Unfortunately, they played too much. The balls never ended. The Bretons are noted for their dances and dance-tunes. Madame de Sévigné has described our political festivals in the midst of the waste-lands, like the revels of fairies and goblins which were held at night on the moors:

"You shall now," she writes[278]," have news about our States for your pains of being a Breton. M. de Chaulnes made his entry on Sunday evening, with all the noise that Vitré could afford: on Monday morning he sent me a letter, which I answered by going to dine with him. They dine at two tables in the same room; there are fourteen covers at each table; Monsieur presides at one, and Madame at the other. The good cheer is excessive, whole dishes of roast meat are carried away uncut; and the pyramids of fruit are so tall, that the doorways have to be made higher. Our forefathers did not foresee this kind of machines, seeing that they did not even understand that a door ought to be higher than themselves.... After dinner, Messieurs de Lomaria and Coëtlogon danced some marvelous jigs with two Breton ladies, and minuets with an air which our courtiers cannot approach: they execute Gipsy and Lower Breton steps with charming daintiness and precision.... Night and day there reign such play, good cheer, and freedom as will attract all the world. I had never seen the States before; it is a pretty thing enough. I doubt if there is a province whose assembly has so grand an air as this; it must be very full, I fancy, for there is not one of the members at the war nor at Court; except the little cornet[279], who perhaps may return here one day like the rest.... A multitude of presents, pensions, repairs of highways and towns, fifteen or twenty large tables, a continual round of dancing and gaming, plays three times a week, and a great deal of show and splendor: there you have the States. I have forgot three or four hundred pipes of wine which are drank out here."

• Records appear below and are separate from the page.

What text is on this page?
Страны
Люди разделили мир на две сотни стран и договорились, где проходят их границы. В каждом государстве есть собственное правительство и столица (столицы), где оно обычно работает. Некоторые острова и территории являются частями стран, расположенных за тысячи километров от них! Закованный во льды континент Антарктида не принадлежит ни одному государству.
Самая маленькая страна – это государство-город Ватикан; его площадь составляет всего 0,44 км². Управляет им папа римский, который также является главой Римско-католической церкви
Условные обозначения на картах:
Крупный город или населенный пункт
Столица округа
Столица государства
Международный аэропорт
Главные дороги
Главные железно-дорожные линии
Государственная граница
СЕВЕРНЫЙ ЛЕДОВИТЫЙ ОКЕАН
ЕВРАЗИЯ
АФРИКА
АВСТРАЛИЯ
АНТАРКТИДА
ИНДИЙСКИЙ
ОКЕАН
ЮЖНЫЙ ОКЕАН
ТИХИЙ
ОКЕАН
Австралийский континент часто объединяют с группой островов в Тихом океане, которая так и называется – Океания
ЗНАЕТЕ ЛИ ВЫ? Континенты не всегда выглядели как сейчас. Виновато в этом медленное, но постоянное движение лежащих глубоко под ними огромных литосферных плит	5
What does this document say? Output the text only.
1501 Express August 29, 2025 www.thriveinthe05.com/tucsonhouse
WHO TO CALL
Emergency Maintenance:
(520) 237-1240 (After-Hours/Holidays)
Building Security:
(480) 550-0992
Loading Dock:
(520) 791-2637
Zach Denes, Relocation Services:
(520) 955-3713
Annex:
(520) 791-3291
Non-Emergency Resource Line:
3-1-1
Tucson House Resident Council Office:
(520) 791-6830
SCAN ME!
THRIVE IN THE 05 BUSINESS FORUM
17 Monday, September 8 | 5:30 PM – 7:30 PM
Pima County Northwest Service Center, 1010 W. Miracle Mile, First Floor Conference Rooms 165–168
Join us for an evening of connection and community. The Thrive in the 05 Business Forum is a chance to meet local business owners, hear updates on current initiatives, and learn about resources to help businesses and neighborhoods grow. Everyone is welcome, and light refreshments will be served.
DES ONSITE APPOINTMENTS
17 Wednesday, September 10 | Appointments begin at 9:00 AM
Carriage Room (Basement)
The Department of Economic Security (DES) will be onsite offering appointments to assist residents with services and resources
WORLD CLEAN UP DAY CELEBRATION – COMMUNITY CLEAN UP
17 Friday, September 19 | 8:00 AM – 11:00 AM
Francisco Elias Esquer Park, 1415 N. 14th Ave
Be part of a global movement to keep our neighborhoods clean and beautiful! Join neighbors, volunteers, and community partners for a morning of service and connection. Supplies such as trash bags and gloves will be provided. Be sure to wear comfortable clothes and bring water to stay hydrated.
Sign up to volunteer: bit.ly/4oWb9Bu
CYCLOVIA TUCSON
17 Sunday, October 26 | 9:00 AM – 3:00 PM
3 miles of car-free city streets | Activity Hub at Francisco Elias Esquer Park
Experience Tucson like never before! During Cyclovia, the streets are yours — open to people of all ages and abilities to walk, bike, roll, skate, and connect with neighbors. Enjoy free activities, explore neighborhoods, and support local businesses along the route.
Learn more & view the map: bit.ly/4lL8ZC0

The Bretons find it difficult to forgive Madame de Sévigné for her raillery. I am less severe; but I do not like to hear her say, "You speak very pleasantly of our miseries; we are no longer so roué[280]: one in eight days only, to keep justice going. 'Tis true that a hanging now comes refreshingly to me." This is carrying the agreeable language of the Court to excess: Barère[281] spoke with the same grace of the guillotine. In 1793, the drownings at Nantes were called "republican marriages:" the popular despotism reproduced the amenities of style of the royal despotism.

The Paris fops, who accompanied messieurs the King's company to the States, related that we country squires had our pockets lined with tin so that we might take home M. le Commandant's fricassees of chicken to our wives. These jests were dearly paid for. A Comte de Sabran had erewhile lost his life in return for his idle talk. This descendant of the troubadours and of the Provencal kings, as big as a Swiss[282], allowed himself to be killed by a little hare-hunter of Morbihan, no taller than a Laplander[283]. This "Ker[284]" was not a whit second to his adversary in pedigree: if St. Elzear of Sabran was a near kinsman of St. Louis, St. Corentin[285], collateral ancestor of the most noble Ker, was Bishop of Quimper under King Gallon II., three centuries before Christ.

*

The King's revenue, in Brittany, consisted of the benevolences, which varied according to needs; the income from the Crown domains, which might amount to three or four hundred thousand francs; the stamp-duty, &c.